We were collecting and hiding what arms and ammunition we could. In proportion to the amount of courage of those in the secret, so the dynamite that they hid against the day soon to come grew and accumulated. Though the house in Leinster Road was always watched, the countess had it stocked like an arsenal. Bombs and rifles were hidden in absurd places, for she had the skill to do it and escape detection. A French journalist who visited Dublin shortly before the insurrection possibly came upon some of this evidence, or perhaps it was only the Fianna uniforms which impressed him, for he wrote:

"The salon of the Countess Markiewicz is not a salon. It is a military headquarters."

Despite this martial ardor, Madam found time to write poetry and "seditious" songs. This poetry would be in print now had not the house of Mrs. Wise-Power, where she left it for safekeeping, been blown to pieces by English gunners when they tried to find the range of the post-office. Their marksmanship would not have been so poor, perhaps, had they had the countess to teach them.

Many of the singers of our old and new lays are in prison, sentenced for their part in stirring up insurrection, even though they had nothing to do with the rising itself. The authorities seemed to take no notice of these patriotic concerts while they were being given, but afterward they paid this modern minstrelsy the tribute it deserved. For these concerts were full of inspiration to every one who attended. Though all were in the open, they were, as a matter of fact, "seditious," if that word means stirring up rebellion against those who rule you against your will.

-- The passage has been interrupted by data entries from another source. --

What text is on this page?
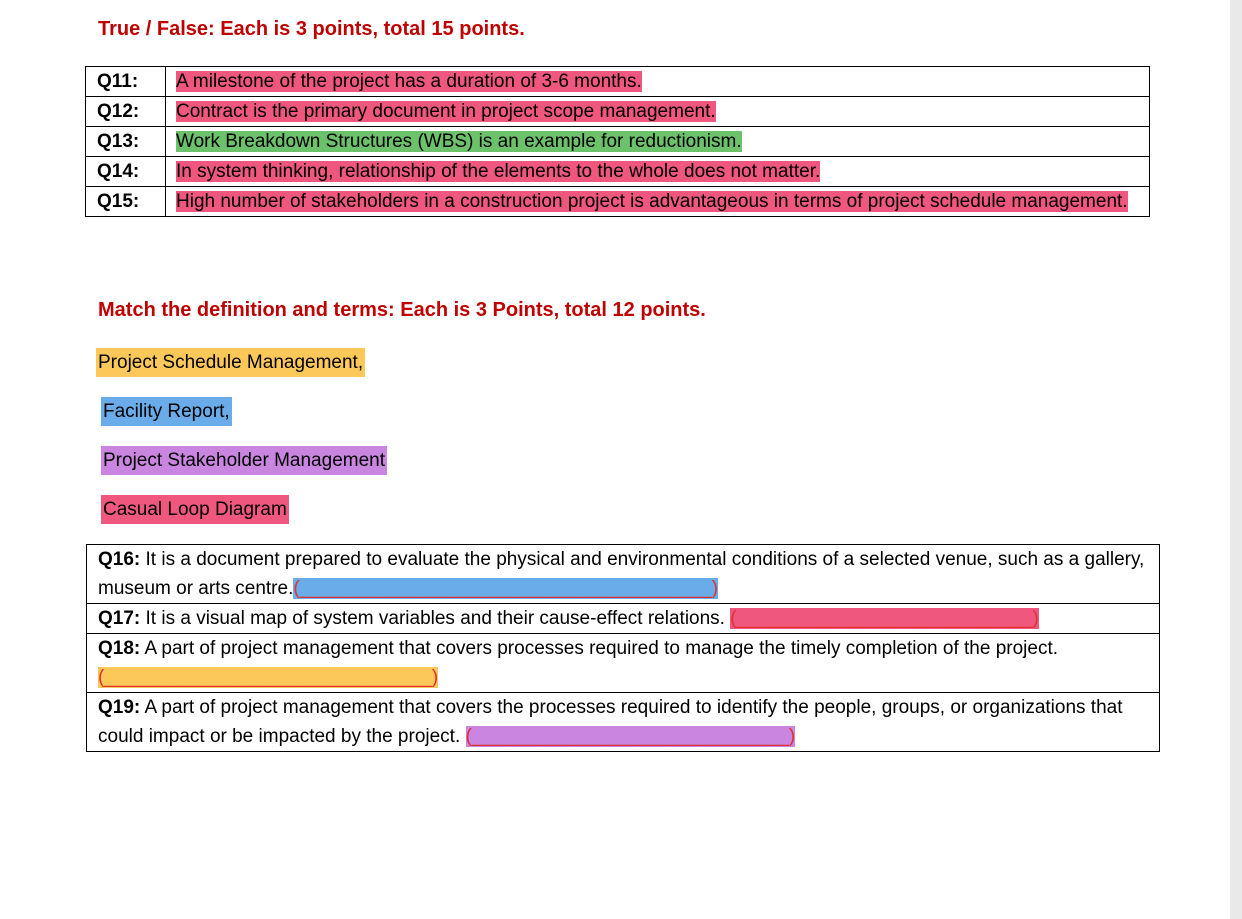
True / False: Each is 3 points, total 15 points.
Q11:	A milestone of the project has a duration of 3-6 months.
Q12:	Contract is the primary document in project scope management.
Q13:	Work Breakdown Structures (WBS) is an example for reductionism.
Q14:	In system thinking, relationship of the elements to the whole does not matter.
Q15:	High number of stakeholders in a construction project is advantageous in terms of project schedule management.
Match the definition and terms: Each is 3 Points, total 12 points.
Project Schedule Management,
Facility Report,
Project Stakeholder Management
Casual Loop Diagram
Q16: It is a document prepared to evaluate the physical and environmental conditions of a selected venue, such as a gallery, museum or arts centre.(_______________________________________)
Q17: It is a visual map of system variables and their cause-effect relations. (____________________________)
Q18: A part of project management that covers processes required to manage the timely completion of the project. (_______________________________)
Q19: A part of project management that covers the processes required to identify the people, groups, or organizations that could impact or be impacted by the project. (______________________________)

One of the many things I recall gives a clear idea of the untiring and never-ending enthusiasm of the countess. She realized one day that the Christmas-cards usually sold in Ireland were "made in Germany," and since the war was on, had been supplanted by cards "made in England." She sat down at once to design Irish Christmas-cards for the holiday season of 1916. But when that Christmas came around she was in prison, and the cards were—no one can say where.

When I left Dublin to return to my teaching in Glasgow, they made me promise that I would come back whenever they sent for me, probably just before Easter.